Início / Romance / Apaixonada por um viúvo traído / Capítulo 3 — Gente que entra sem pedir licença
Capítulo 3 — Gente que entra sem pedir licença

Eu aprendi cedo que casa grande não significa casa cheia. Às vezes, significa o contrário: muita gente passando — e quase ninguém ficando.

Na terceira semana, as rotinas começaram a respirar melhor. Sofia dormia sem abraçar o travesseiro como quem se agarra a um penhasco. Pedro já conseguia guardar brinquedos sem brigar com o universo. Eu, de algum modo, também encontrava espaço para caber.

Foi quando a campainha tocou.

— É o doutor Eduardo — avisou Seu Sebastião, olhando pela câmera com calma de quem já viu tempestade demais.

Eduardo.

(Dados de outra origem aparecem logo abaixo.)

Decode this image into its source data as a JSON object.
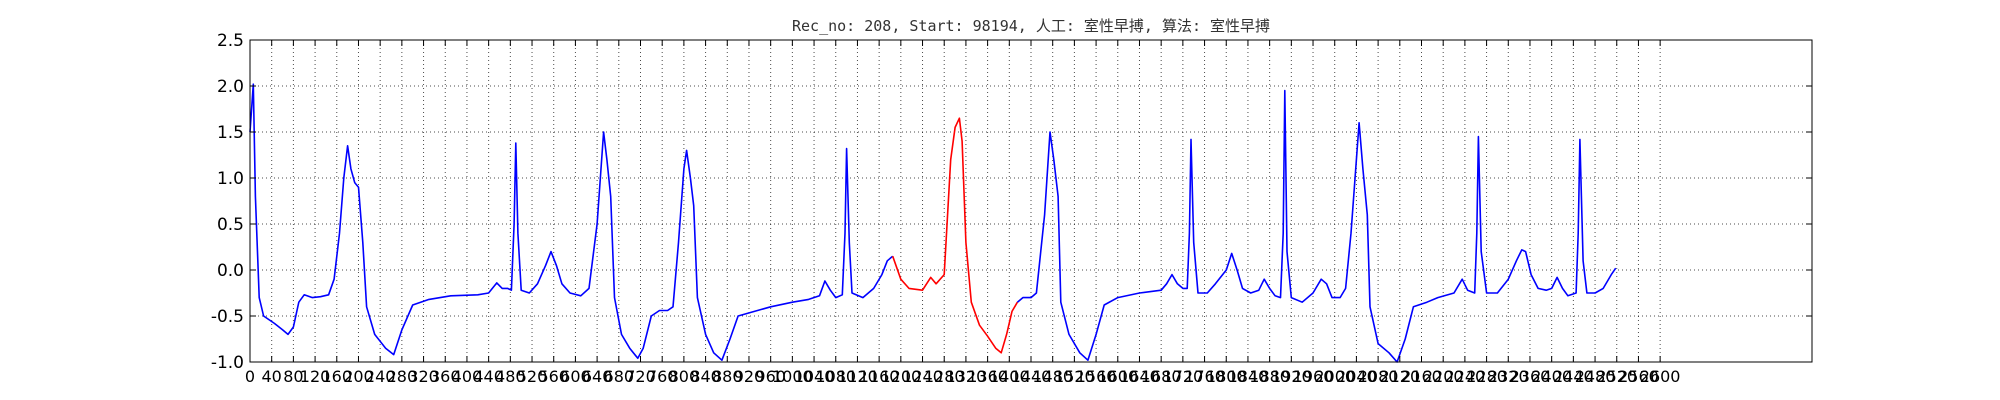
{
  "chart_data": {
    "type": "line",
    "title": "Rec_no: 208, Start: 98194, 人工: 室性早搏, 算法: 室性早搏",
    "xlabel": "",
    "ylabel": "",
    "xlim": [
      0,
      2880
    ],
    "ylim": [
      -1.0,
      2.5
    ],
    "grid": true,
    "y_ticks": [
      -1.0,
      -0.5,
      0.0,
      0.5,
      1.0,
      1.5,
      2.0,
      2.5
    ],
    "x_ticks": [
      0,
      40,
      80,
      120,
      160,
      200,
      240,
      280,
      320,
      360,
      400,
      440,
      480,
      520,
      560,
      600,
      640,
      680,
      720,
      760,
      800,
      840,
      880,
      920,
      960,
      1000,
      1040,
      1080,
      1120,
      1160,
      1200,
      1240,
      1280,
      1320,
      1360,
      1400,
      1440,
      1480,
      1520,
      1560,
      1600,
      1640,
      1680,
      1720,
      1760,
      1800,
      1840,
      1880,
      1920,
      1960,
      2000,
      2040,
      2080,
      2120,
      2160,
      2200,
      2240,
      2280,
      2320,
      2360,
      2400,
      2440,
      2480,
      2520,
      2560,
      2600
    ],
    "x_tick_labels": [
      "0",
      "40",
      "80",
      "120",
      "160",
      "200",
      "240",
      "280",
      "320",
      "360",
      "400",
      "440",
      "480",
      "520",
      "560",
      "600",
      "640",
      "680",
      "720",
      "760",
      "800",
      "840",
      "880",
      "920",
      "960",
      "1000",
      "1040",
      "1080",
      "1120",
      "1160",
      "1200",
      "1240",
      "1280",
      "1320",
      "1360",
      "1400",
      "1440",
      "1480",
      "1520",
      "1560",
      "1600",
      "1640",
      "1680",
      "1720",
      "1760",
      "1800",
      "1840",
      "1880",
      "1920",
      "1960",
      "2000",
      "2040",
      "2080",
      "2120",
      "2160",
      "2200",
      "2240",
      "2280",
      "2320",
      "2360",
      "2400",
      "2440",
      "2480",
      "2520",
      "2560",
      "2600"
    ],
    "colors": {
      "signal": "#0000ff",
      "highlight": "#ff0000"
    },
    "series": [
      {
        "color": "#0000ff",
        "points": [
          [
            0,
            1.5
          ],
          [
            6,
            2.02
          ],
          [
            10,
            0.8
          ],
          [
            17,
            -0.3
          ],
          [
            25,
            -0.5
          ],
          [
            45,
            -0.58
          ],
          [
            60,
            -0.65
          ],
          [
            70,
            -0.7
          ],
          [
            80,
            -0.62
          ],
          [
            90,
            -0.35
          ],
          [
            100,
            -0.27
          ],
          [
            115,
            -0.3
          ],
          [
            130,
            -0.29
          ],
          [
            145,
            -0.27
          ],
          [
            155,
            -0.1
          ],
          [
            165,
            0.4
          ],
          [
            173,
            1.0
          ],
          [
            180,
            1.35
          ],
          [
            186,
            1.1
          ],
          [
            193,
            0.95
          ],
          [
            200,
            0.9
          ],
          [
            208,
            0.3
          ],
          [
            215,
            -0.4
          ],
          [
            230,
            -0.7
          ],
          [
            250,
            -0.85
          ],
          [
            265,
            -0.92
          ],
          [
            280,
            -0.65
          ],
          [
            300,
            -0.38
          ],
          [
            330,
            -0.32
          ],
          [
            370,
            -0.28
          ],
          [
            420,
            -0.27
          ],
          [
            440,
            -0.25
          ],
          [
            455,
            -0.14
          ],
          [
            465,
            -0.2
          ],
          [
            475,
            -0.2
          ],
          [
            482,
            -0.22
          ],
          [
            487,
            0.5
          ],
          [
            490,
            1.38
          ],
          [
            494,
            0.4
          ],
          [
            500,
            -0.22
          ],
          [
            515,
            -0.25
          ],
          [
            530,
            -0.15
          ],
          [
            545,
            0.05
          ],
          [
            555,
            0.2
          ],
          [
            565,
            0.05
          ],
          [
            575,
            -0.15
          ],
          [
            590,
            -0.25
          ],
          [
            610,
            -0.28
          ],
          [
            625,
            -0.2
          ],
          [
            640,
            0.5
          ],
          [
            652,
            1.5
          ],
          [
            658,
            1.2
          ],
          [
            665,
            0.8
          ],
          [
            672,
            -0.3
          ],
          [
            685,
            -0.7
          ],
          [
            700,
            -0.85
          ],
          [
            715,
            -0.96
          ],
          [
            725,
            -0.85
          ],
          [
            740,
            -0.5
          ],
          [
            755,
            -0.44
          ],
          [
            770,
            -0.44
          ],
          [
            780,
            -0.4
          ],
          [
            790,
            0.3
          ],
          [
            800,
            1.1
          ],
          [
            805,
            1.3
          ],
          [
            812,
            1.0
          ],
          [
            818,
            0.7
          ],
          [
            825,
            -0.3
          ],
          [
            840,
            -0.7
          ],
          [
            855,
            -0.9
          ],
          [
            870,
            -0.98
          ],
          [
            885,
            -0.75
          ],
          [
            900,
            -0.5
          ],
          [
            930,
            -0.45
          ],
          [
            960,
            -0.4
          ],
          [
            1000,
            -0.35
          ],
          [
            1030,
            -0.32
          ],
          [
            1050,
            -0.28
          ],
          [
            1060,
            -0.12
          ],
          [
            1070,
            -0.22
          ],
          [
            1080,
            -0.3
          ],
          [
            1092,
            -0.27
          ],
          [
            1097,
            0.4
          ],
          [
            1100,
            1.32
          ],
          [
            1105,
            0.3
          ],
          [
            1110,
            -0.25
          ],
          [
            1130,
            -0.3
          ],
          [
            1150,
            -0.2
          ],
          [
            1165,
            -0.05
          ],
          [
            1175,
            0.1
          ],
          [
            1185,
            0.15
          ]
        ]
      },
      {
        "color": "#ff0000",
        "points": [
          [
            1185,
            0.15
          ],
          [
            1200,
            -0.1
          ],
          [
            1215,
            -0.2
          ],
          [
            1240,
            -0.22
          ],
          [
            1255,
            -0.08
          ],
          [
            1265,
            -0.15
          ],
          [
            1280,
            -0.05
          ],
          [
            1292,
            1.2
          ],
          [
            1300,
            1.55
          ],
          [
            1308,
            1.65
          ],
          [
            1313,
            1.4
          ],
          [
            1320,
            0.3
          ],
          [
            1330,
            -0.35
          ],
          [
            1345,
            -0.6
          ],
          [
            1360,
            -0.72
          ],
          [
            1375,
            -0.85
          ],
          [
            1385,
            -0.9
          ],
          [
            1395,
            -0.7
          ],
          [
            1405,
            -0.45
          ],
          [
            1415,
            -0.35
          ]
        ]
      },
      {
        "color": "#0000ff",
        "points": [
          [
            1415,
            -0.35
          ],
          [
            1425,
            -0.3
          ],
          [
            1440,
            -0.3
          ],
          [
            1450,
            -0.25
          ],
          [
            1465,
            0.6
          ],
          [
            1475,
            1.5
          ],
          [
            1482,
            1.2
          ],
          [
            1490,
            0.8
          ],
          [
            1495,
            -0.35
          ],
          [
            1510,
            -0.7
          ],
          [
            1530,
            -0.9
          ],
          [
            1545,
            -0.98
          ],
          [
            1560,
            -0.7
          ],
          [
            1575,
            -0.38
          ],
          [
            1600,
            -0.3
          ],
          [
            1640,
            -0.25
          ],
          [
            1680,
            -0.22
          ],
          [
            1690,
            -0.15
          ],
          [
            1700,
            -0.05
          ],
          [
            1710,
            -0.15
          ],
          [
            1720,
            -0.2
          ],
          [
            1728,
            -0.2
          ],
          [
            1732,
            0.4
          ],
          [
            1735,
            1.42
          ],
          [
            1740,
            0.3
          ],
          [
            1748,
            -0.25
          ],
          [
            1765,
            -0.25
          ],
          [
            1780,
            -0.15
          ],
          [
            1800,
            0.0
          ],
          [
            1810,
            0.18
          ],
          [
            1820,
            0.0
          ],
          [
            1830,
            -0.2
          ],
          [
            1845,
            -0.25
          ],
          [
            1860,
            -0.22
          ],
          [
            1870,
            -0.1
          ],
          [
            1880,
            -0.2
          ],
          [
            1890,
            -0.28
          ],
          [
            1900,
            -0.3
          ],
          [
            1905,
            0.4
          ],
          [
            1908,
            1.95
          ],
          [
            1912,
            0.2
          ],
          [
            1920,
            -0.3
          ],
          [
            1940,
            -0.35
          ],
          [
            1960,
            -0.25
          ],
          [
            1975,
            -0.1
          ],
          [
            1985,
            -0.15
          ],
          [
            1995,
            -0.3
          ],
          [
            2010,
            -0.3
          ],
          [
            2020,
            -0.2
          ],
          [
            2030,
            0.4
          ],
          [
            2040,
            1.2
          ],
          [
            2045,
            1.6
          ],
          [
            2052,
            1.1
          ],
          [
            2060,
            0.6
          ],
          [
            2065,
            -0.4
          ],
          [
            2080,
            -0.8
          ],
          [
            2100,
            -0.9
          ],
          [
            2115,
            -1.0
          ],
          [
            2130,
            -0.75
          ],
          [
            2145,
            -0.4
          ],
          [
            2170,
            -0.35
          ],
          [
            2190,
            -0.3
          ],
          [
            2220,
            -0.25
          ],
          [
            2235,
            -0.1
          ],
          [
            2245,
            -0.22
          ],
          [
            2258,
            -0.25
          ],
          [
            2262,
            0.4
          ],
          [
            2265,
            1.45
          ],
          [
            2270,
            0.2
          ],
          [
            2280,
            -0.25
          ],
          [
            2300,
            -0.25
          ],
          [
            2320,
            -0.1
          ],
          [
            2335,
            0.1
          ],
          [
            2345,
            0.22
          ],
          [
            2352,
            0.2
          ],
          [
            2362,
            -0.05
          ],
          [
            2375,
            -0.2
          ],
          [
            2390,
            -0.22
          ],
          [
            2400,
            -0.2
          ],
          [
            2410,
            -0.08
          ],
          [
            2420,
            -0.2
          ],
          [
            2430,
            -0.28
          ],
          [
            2445,
            -0.25
          ],
          [
            2449,
            0.4
          ],
          [
            2452,
            1.42
          ],
          [
            2458,
            0.1
          ],
          [
            2465,
            -0.25
          ],
          [
            2480,
            -0.25
          ],
          [
            2495,
            -0.2
          ],
          [
            2510,
            -0.05
          ],
          [
            2518,
            0.02
          ]
        ]
      }
    ]
  }
}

Eu já tinha ouvido o nome — amigo de infância, advogado, quase da família. Quando abriu a porta, entendi o “quase”. Terno alinhado, sorriso fácil, olhos atentos. Um homem que parece gostar de colocar ordem no caos — mas sem levantar a voz.

— E essa deve ser a famosa Olivia — ele disse, estendendo a mão. — Finalmente alguém que consegue domar o Pedro.

— Domar não — respondi. — Eu negocio.

Ele riu.

— Justo.

Guilherme desceu as escadas.

— Você chegou cedo.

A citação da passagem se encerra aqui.